Though not without its car crashes and incidental killings, "The Day of the Jackal" is shot with the same neutrality displayed by its titular assassin, whether he's lifting passports from hapless Danish teachers or funneling hair dye into Old Spice bottles. For all its cold-blooded murder, the most violent image in the film is a bursting watermelon, a taste of the Jackal's plans for the French President's head.
A vain attempt on Charles de Gaulle's life by moped-riding assassins opens Fred Zinnemann's intriguing 1973 adaptation of the Frederick Forsyth thriller. "August 1962 was a stormy time for France..." begins a refined voice-over. The film is inhabited solely by mannered gentlemen (contract killers, gendarmes, counterfeiters, and the like), with the notable exception of the British Chief of Police, who is clearly from Birmingham.
This is by no means a grievance.

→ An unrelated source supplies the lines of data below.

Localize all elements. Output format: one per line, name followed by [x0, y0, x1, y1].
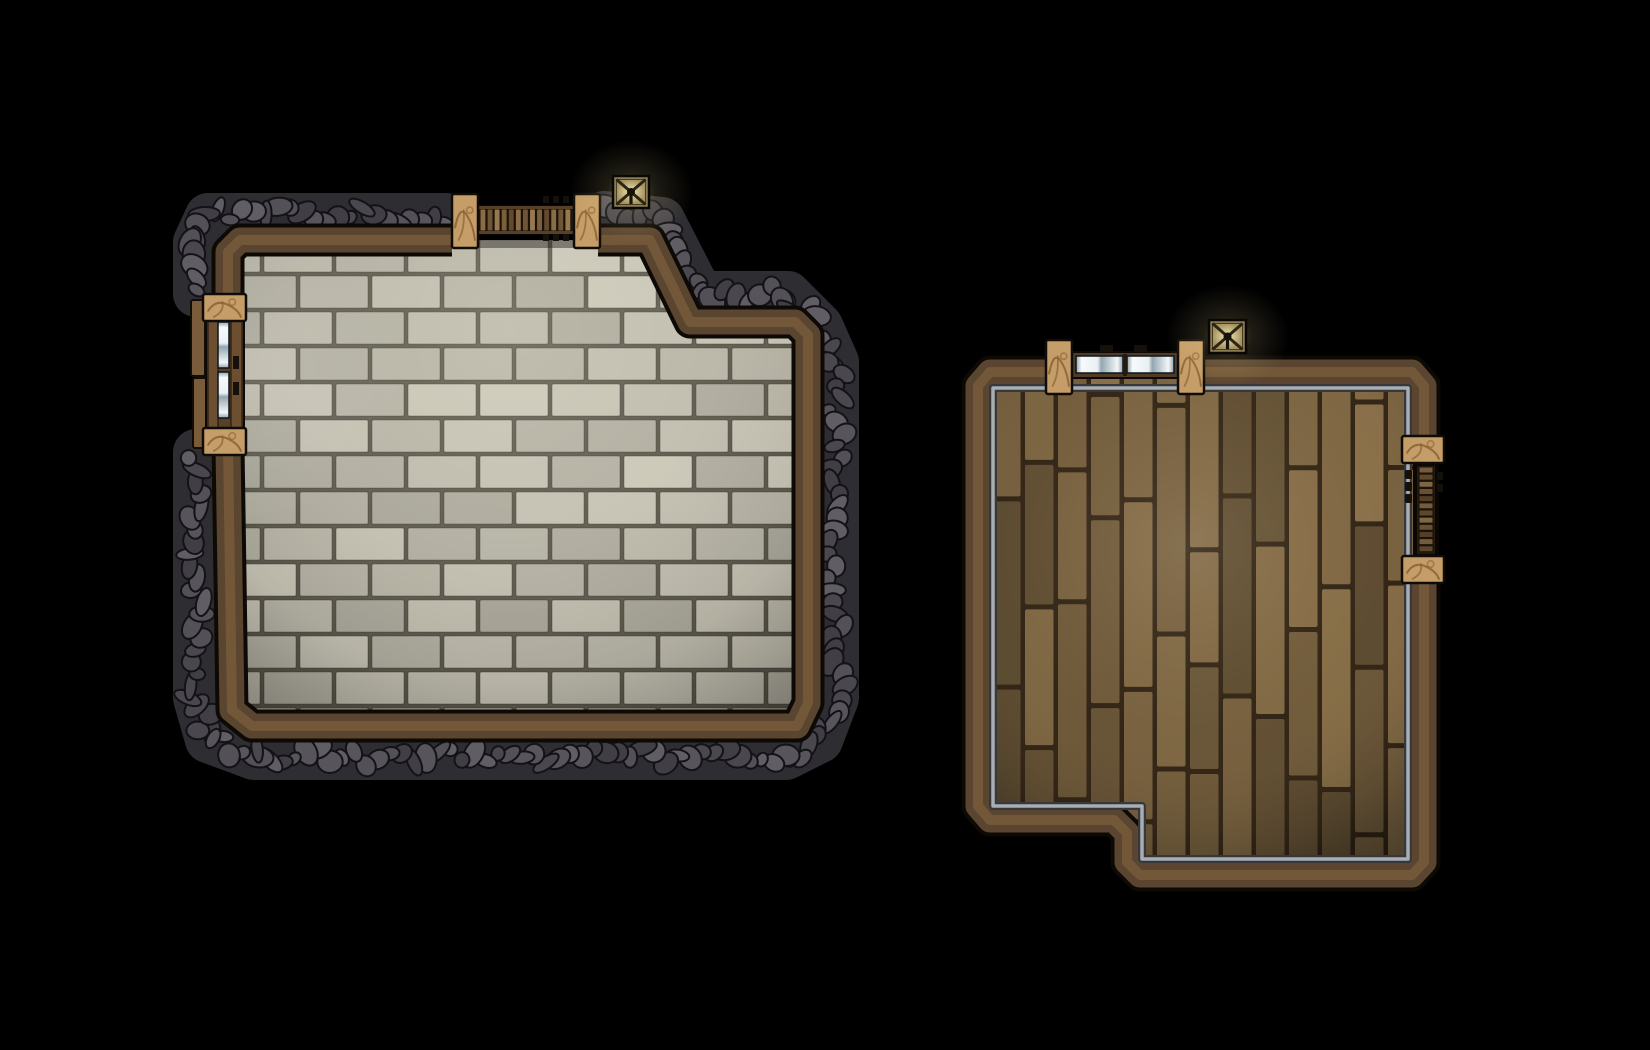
- wood-room-wall-lamp: [1166, 285, 1290, 389]
- battle-map: [0, 0, 1650, 1050]
- wood-room: [960, 220, 1450, 1028]
- battle-map-canvas: [0, 0, 1650, 1050]
- stone-room: [156, 140, 873, 780]
- stone-room-wall-lamp: [569, 140, 693, 244]
- stone-room-west-door: [191, 294, 246, 455]
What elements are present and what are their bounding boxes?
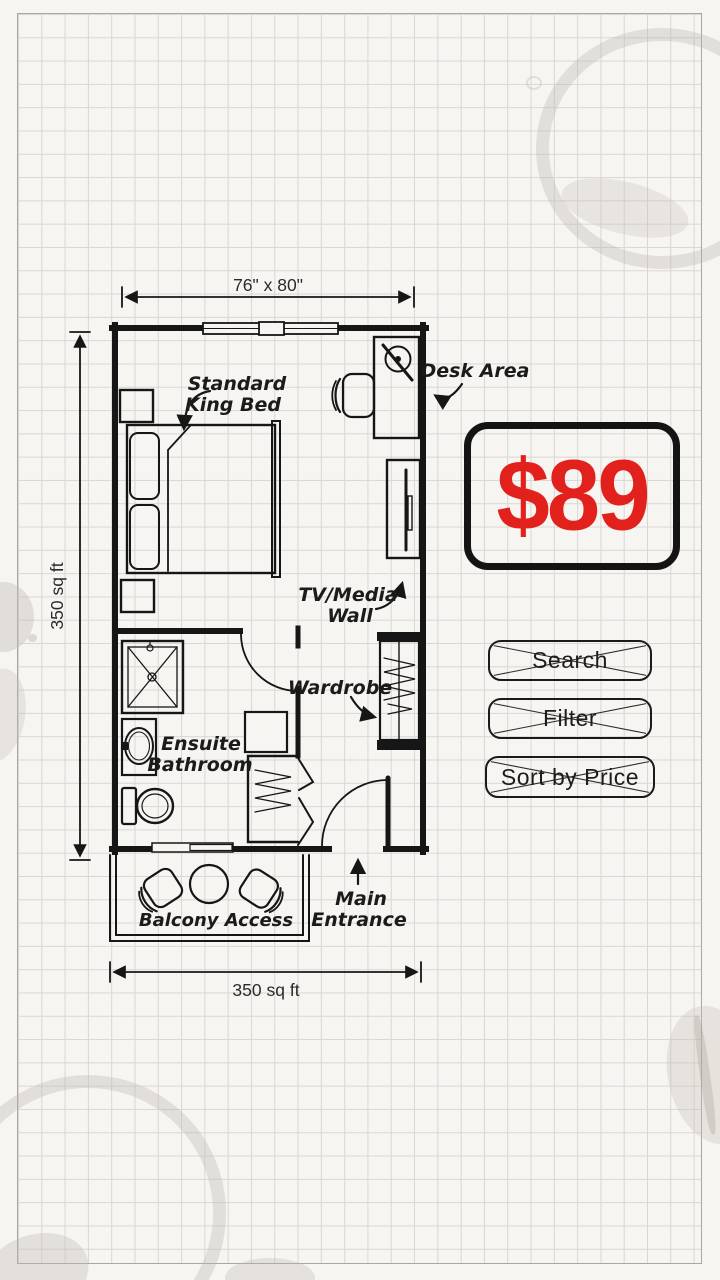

One cannot help but be heartened by the erudition of these otherwise unscrupulous criminals when, for example, a gunsmith asks Edward Fox (the eponymous Jackal), "Will the gentleman be moving?" The gentleman in question is the Jackal's half million-dollar target.
Zinnemann's tale of an extremist faction's plot to kill the celebrated French leader and the authorities' efforts to capture the mercenary assassin hired for the job achieves a dignified tone and compelling pace seldom seen in latter-day thrillers.
"The Day of the Jackal" is on BBC1 at 11.35pm, Friday 9th February 2001.